Single-cell RNA sequencing (scRNA-seq), a technology used to study the transcriptome at single-cell resolution, has allowed for many advances in biomedicine. However, the dissociation of cells in the scRNA-seq protocol takes away spatial information. Spatial transcriptomics technologies emerged as a way to fill this gap. Because spatial transcriptomics technologies do not capture the transcriptome at a single-cell resolution, integration with scRNA-seq data is needed for a deeper understanding of the transcriptome of a region of interest with a spatial context.
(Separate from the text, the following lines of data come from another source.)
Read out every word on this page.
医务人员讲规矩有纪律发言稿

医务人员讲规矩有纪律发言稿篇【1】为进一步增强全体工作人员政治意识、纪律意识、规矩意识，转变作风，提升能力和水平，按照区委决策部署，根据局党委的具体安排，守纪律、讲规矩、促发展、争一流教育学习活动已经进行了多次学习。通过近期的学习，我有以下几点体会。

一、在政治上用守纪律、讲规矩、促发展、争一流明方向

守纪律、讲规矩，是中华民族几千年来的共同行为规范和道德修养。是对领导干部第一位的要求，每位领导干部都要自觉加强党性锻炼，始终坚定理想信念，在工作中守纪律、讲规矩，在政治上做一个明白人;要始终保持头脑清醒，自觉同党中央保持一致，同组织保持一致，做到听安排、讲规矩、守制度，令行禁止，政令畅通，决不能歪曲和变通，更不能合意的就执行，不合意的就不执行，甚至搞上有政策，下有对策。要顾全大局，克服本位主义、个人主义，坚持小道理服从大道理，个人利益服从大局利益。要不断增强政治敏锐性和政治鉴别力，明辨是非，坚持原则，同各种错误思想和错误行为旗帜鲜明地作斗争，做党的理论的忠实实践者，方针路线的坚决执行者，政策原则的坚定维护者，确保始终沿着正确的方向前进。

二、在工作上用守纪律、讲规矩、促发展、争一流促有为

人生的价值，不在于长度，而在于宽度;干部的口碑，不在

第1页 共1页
In order to explore the spatial dynamics that contribute to cell differentiation during branching morphogenesis of the mouse lung, we applied a spatial transcriptomics technology, deterministic barcoding in tissue for spatial omics sequencing (DBiT-seq), to sections of the mouse lung at timepoints E11.5-E.13.5. The DBiT-seq replicates were integrated with scRNA-seq data from published papers to form an object for transcriptomic analysis. The presence of DBiT-seq data and scRNA-seq data from the same region and timepoints allowed for comparison of the two technologies. DBiT-seq data has a higher and more variable proportion of unspliced mRNA. There is also a set of genes that is expressed only in the DBiT-seq data, which does not align with the fact that DBiT-seq has less sampling-depth. Investigation of this gene set revealed that these genes were smaller and enriched for septins. Spatial mapping of the gene set to the replicates reveals no clear localization pattern. An optimization step added to our DBiT-seq protocol was hypothesized to be the reason why these genes were captured. However, comparison of this gene set to that of an older DBiT-seq paper which lacked the optimization step ruled this theory out.